Phone hacked or cloned

  • 2 September 2024
  • 2 replies
  • 60 views

I have a second imei number on my phone and the phone has been acting strange /running slow, high battery drain. 

I googled the symptoms and also found the second imei. 

Who can I call within id if I suspect my phone /service has been cloned/hacked. 

What can I do? 

Hi @Lee Waton,

Welcome to the Community!

I would advise contacting our Live Chat Team as soon as possible.

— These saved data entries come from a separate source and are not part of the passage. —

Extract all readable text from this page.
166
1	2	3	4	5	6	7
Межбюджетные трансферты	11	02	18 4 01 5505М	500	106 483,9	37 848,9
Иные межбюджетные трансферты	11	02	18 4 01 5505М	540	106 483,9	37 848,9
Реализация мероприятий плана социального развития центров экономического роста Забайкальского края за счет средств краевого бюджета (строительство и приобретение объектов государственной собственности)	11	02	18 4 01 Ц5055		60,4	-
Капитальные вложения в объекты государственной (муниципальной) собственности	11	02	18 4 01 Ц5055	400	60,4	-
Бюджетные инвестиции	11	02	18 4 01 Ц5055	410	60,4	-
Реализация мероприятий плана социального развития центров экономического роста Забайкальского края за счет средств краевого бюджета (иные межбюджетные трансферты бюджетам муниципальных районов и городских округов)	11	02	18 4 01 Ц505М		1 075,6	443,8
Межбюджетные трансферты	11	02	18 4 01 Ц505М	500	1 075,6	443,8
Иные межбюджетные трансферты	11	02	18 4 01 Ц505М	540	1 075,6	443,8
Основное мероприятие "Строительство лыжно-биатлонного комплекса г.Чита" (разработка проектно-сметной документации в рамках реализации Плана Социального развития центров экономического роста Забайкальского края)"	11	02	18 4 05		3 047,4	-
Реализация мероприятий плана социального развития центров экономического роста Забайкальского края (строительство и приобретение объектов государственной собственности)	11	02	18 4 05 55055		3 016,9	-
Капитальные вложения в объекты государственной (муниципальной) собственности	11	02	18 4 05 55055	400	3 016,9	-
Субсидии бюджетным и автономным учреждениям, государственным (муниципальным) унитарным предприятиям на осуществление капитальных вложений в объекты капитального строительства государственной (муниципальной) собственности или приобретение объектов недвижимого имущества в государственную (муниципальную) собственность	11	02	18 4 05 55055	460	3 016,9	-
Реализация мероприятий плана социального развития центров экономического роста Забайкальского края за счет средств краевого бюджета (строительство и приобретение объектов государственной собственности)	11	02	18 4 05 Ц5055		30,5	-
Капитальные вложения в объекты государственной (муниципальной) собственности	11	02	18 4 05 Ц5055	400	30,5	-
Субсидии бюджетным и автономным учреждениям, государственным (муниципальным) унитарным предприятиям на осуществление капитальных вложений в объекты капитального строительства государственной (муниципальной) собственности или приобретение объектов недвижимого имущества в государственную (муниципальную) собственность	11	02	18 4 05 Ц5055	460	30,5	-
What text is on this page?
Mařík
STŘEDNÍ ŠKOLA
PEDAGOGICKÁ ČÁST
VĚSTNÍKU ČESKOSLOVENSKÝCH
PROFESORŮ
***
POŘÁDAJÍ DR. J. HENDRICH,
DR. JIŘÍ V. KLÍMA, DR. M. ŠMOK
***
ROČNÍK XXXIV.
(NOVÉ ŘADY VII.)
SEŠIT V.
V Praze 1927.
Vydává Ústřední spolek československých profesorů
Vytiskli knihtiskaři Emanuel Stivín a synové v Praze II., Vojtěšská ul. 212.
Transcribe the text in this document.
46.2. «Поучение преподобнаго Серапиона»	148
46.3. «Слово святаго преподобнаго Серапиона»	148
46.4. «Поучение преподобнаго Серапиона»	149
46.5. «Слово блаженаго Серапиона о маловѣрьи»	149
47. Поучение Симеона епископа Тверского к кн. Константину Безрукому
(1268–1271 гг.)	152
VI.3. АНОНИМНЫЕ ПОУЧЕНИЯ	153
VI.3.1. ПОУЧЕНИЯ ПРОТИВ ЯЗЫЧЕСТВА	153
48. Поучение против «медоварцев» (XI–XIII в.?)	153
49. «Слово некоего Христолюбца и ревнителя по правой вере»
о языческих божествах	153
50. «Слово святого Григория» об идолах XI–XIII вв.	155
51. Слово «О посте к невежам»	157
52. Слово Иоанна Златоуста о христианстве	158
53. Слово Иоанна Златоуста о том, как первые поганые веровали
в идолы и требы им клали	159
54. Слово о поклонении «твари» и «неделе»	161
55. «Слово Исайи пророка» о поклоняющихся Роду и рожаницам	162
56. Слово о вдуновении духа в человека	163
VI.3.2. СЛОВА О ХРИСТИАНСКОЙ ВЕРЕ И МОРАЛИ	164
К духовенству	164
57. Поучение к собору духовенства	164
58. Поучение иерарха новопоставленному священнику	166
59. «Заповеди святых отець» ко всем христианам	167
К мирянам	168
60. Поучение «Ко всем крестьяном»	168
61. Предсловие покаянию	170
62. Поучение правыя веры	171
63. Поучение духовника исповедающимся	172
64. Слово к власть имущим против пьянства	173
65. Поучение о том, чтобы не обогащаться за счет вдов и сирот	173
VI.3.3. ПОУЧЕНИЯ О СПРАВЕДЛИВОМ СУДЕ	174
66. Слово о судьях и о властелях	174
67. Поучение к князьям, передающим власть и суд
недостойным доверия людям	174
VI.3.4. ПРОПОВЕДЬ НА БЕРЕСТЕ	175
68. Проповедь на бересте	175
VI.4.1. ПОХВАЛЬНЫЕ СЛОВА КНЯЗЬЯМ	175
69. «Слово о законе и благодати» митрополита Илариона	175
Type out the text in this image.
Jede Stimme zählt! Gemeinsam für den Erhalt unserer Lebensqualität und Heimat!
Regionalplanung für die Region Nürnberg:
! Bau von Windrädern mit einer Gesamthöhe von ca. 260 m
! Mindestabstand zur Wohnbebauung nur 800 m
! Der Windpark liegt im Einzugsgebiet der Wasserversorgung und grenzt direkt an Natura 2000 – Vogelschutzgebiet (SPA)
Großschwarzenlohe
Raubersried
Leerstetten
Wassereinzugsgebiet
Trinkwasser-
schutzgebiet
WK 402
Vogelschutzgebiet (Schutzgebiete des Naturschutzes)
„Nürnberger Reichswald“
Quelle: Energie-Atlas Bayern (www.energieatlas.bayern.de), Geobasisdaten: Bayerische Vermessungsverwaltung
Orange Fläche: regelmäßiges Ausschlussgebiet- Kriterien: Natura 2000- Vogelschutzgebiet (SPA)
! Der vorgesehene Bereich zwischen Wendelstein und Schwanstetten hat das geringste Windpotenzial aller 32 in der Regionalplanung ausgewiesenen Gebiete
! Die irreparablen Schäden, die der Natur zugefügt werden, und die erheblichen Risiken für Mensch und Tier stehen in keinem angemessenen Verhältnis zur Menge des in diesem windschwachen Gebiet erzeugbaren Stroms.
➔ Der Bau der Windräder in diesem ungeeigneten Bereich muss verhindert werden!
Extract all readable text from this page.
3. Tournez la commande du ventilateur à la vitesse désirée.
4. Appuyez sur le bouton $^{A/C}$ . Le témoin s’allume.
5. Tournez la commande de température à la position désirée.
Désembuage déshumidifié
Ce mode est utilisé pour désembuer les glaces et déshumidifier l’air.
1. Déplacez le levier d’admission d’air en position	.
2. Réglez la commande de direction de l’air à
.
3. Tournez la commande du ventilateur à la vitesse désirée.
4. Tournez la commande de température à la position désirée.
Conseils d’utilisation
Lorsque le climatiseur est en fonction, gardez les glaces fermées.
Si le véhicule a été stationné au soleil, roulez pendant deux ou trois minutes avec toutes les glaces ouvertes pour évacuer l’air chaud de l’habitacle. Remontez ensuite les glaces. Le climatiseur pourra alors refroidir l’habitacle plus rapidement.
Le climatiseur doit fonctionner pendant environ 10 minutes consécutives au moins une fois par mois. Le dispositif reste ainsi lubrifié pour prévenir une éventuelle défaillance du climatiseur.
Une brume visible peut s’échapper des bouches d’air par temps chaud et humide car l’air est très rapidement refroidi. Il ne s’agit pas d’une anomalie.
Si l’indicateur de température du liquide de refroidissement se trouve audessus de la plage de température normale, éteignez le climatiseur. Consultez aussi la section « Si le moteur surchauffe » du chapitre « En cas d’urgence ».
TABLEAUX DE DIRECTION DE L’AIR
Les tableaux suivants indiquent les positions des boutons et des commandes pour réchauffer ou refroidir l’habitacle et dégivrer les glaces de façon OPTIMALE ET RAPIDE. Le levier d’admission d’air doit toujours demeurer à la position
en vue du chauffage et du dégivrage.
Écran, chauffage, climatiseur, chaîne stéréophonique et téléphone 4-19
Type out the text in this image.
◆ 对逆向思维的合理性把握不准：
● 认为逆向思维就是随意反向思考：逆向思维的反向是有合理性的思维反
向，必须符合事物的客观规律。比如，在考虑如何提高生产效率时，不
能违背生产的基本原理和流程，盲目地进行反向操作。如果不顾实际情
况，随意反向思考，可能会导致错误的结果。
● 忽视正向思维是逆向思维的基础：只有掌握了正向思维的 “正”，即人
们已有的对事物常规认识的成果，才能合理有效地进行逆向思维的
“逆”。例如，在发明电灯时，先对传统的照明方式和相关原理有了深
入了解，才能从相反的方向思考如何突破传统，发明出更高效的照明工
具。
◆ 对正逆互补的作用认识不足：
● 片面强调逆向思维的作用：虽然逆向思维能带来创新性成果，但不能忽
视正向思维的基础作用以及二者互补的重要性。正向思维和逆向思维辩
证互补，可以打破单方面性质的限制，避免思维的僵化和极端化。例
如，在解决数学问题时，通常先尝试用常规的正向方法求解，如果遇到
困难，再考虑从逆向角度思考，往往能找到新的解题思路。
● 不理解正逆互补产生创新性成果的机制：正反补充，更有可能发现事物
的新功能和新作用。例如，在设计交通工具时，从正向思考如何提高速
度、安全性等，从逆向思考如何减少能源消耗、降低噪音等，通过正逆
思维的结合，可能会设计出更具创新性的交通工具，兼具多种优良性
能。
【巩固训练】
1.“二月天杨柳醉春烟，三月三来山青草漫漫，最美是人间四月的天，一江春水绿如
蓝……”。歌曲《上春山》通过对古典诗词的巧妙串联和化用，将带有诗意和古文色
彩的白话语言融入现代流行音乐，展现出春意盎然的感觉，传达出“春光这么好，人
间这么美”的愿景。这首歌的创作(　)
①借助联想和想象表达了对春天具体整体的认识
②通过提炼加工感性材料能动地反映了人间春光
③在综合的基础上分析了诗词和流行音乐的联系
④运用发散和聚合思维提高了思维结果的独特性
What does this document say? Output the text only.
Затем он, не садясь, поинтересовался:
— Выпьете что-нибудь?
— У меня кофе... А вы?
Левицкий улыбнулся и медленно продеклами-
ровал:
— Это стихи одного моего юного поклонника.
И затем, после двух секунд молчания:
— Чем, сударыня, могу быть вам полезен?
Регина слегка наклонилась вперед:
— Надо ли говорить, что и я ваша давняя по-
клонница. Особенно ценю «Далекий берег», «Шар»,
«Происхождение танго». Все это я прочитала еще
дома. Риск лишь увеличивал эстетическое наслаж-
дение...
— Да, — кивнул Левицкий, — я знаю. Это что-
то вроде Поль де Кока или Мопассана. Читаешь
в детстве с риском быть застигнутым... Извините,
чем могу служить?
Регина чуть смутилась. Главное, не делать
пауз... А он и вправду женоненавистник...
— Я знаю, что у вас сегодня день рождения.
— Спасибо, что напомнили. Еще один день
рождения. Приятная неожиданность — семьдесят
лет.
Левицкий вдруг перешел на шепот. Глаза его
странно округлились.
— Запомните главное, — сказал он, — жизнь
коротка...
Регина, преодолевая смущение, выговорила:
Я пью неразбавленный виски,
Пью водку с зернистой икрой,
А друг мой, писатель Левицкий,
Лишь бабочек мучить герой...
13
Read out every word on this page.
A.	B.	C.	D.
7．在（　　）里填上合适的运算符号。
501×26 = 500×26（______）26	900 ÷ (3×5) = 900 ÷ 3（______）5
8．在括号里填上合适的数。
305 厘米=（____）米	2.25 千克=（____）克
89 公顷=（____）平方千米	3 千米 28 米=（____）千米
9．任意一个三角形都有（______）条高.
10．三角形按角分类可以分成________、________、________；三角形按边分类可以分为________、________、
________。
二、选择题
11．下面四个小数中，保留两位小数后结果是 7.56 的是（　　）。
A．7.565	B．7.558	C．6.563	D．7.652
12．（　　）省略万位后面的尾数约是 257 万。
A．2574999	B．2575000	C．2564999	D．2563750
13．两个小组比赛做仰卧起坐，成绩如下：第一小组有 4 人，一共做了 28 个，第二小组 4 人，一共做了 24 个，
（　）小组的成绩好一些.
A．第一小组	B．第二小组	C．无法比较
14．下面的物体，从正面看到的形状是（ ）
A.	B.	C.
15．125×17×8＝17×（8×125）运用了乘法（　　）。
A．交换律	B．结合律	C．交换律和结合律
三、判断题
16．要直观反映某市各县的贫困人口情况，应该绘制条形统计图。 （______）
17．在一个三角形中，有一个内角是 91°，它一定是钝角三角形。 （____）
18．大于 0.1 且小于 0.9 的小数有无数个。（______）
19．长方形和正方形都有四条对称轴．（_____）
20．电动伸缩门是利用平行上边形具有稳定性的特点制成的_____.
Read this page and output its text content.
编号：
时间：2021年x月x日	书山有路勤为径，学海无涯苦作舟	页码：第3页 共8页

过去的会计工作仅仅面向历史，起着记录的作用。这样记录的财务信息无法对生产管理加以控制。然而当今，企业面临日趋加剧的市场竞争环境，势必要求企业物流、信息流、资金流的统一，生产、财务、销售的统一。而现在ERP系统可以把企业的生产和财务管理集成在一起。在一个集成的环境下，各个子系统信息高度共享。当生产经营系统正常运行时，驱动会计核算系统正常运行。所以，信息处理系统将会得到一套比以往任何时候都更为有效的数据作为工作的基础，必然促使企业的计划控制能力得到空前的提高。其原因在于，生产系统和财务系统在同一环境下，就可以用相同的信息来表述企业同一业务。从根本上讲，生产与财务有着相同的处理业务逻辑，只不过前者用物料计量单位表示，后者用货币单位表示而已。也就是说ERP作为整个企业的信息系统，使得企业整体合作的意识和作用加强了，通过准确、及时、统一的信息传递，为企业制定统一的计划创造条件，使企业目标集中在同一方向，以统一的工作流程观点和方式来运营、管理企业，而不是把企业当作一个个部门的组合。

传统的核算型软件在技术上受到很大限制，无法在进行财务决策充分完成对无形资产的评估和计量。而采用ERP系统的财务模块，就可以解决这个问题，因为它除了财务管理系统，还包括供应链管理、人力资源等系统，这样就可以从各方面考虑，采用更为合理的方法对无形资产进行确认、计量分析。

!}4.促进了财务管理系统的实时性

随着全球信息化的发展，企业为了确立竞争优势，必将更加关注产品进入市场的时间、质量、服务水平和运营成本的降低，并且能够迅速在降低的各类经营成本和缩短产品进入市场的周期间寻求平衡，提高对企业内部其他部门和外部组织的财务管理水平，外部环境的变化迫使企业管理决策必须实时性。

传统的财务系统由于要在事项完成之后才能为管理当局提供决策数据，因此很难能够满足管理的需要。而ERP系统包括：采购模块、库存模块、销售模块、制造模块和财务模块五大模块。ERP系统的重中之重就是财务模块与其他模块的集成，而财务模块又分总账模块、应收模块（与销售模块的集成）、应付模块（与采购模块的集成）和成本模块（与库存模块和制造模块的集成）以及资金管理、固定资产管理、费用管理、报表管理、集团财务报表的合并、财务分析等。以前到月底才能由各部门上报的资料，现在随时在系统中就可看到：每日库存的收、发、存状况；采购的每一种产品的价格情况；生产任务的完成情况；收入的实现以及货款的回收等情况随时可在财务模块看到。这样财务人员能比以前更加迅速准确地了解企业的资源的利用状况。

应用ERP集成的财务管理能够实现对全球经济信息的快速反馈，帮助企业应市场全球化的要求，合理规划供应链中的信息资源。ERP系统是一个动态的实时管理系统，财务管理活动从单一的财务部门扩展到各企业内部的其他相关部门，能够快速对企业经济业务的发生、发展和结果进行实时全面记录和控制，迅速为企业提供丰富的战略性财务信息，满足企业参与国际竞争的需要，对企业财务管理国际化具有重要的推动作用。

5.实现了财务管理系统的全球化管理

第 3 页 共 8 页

It may also be worth contacting the manufacturer to see if they can assist.

 

Kash


Define “acting strange”.

 

Extensive battery draw could be due to a large number of reasons. They all have something in common, however. The highest draws should be the processor crunching numbers, and the RF pushing data. the command “top” in a shell should list off all the running processes, sorted by their CPU consumption.

 

The second IMEI is to be expected if the phone supports more than one SIM. eSIM may count.

 

If your IMEI has been cloned, there’s nothing you can really do about this. It’s just a number. There’s no protection mechanisms like authentication. You could rotate IMEI to another number, but that’s unlawful in most jurisdictions.  The worst possible outcome from your IMEI being cloned is it’s entry into the database of internationally stolen/lost phones.  You’d know pretty rapidly if this was the case as every provider would refuse to service the phone.

 

If your service has been cloned - and cloning the SIM is more likely, but even more doubtful. This is more the sort of thing you’d do to intercept 2FA text messages etc. You wouldn’t know from the cloned handset. - then ID should be able to identify the hostile handset and work from there. I seriously doubt this is the case.

 

The phone itself being compromised is the strongest possibility. It is after all a computer, and most users really don’t pay any attention to the software they allow to execute (this includes websites they visit that deliver payloads).  Trying to determine this from a device compromised by a threat actor with even only a modest level of sophistication should be difficult. Once they have control over the device it’s possible they could hide their infection from it.

 

An even stronger possibility is *you* have installed things with little to no regard to what they are doing. I would advise to back up data you care about - things you readily can’t “just download again”, pitcures etc.  And then factory reset.  This *should* remove anything you’ve done. Unless you’ve rooted the device, or allowed other software to do so, and unlocked it’s bootloader - you should remember doing this. State level threat actors with tools like pegasus aside - then the system partition storing the restore image shouldn’t be accessible to the phone for a write action. It’s a “known good” quantity, use that.

 

Phones can be compromised, but without the ability to add themselves persistently they’ll exist in userspace.  If the infection is installed, you should be able to uninstall it. Knowing the things you’ve installed would assist in identification of probable suspects.  Otherwise, infections will be resident in RAM and a restart (as in, power off → power on) should ensure the contents of RAM have been cleared.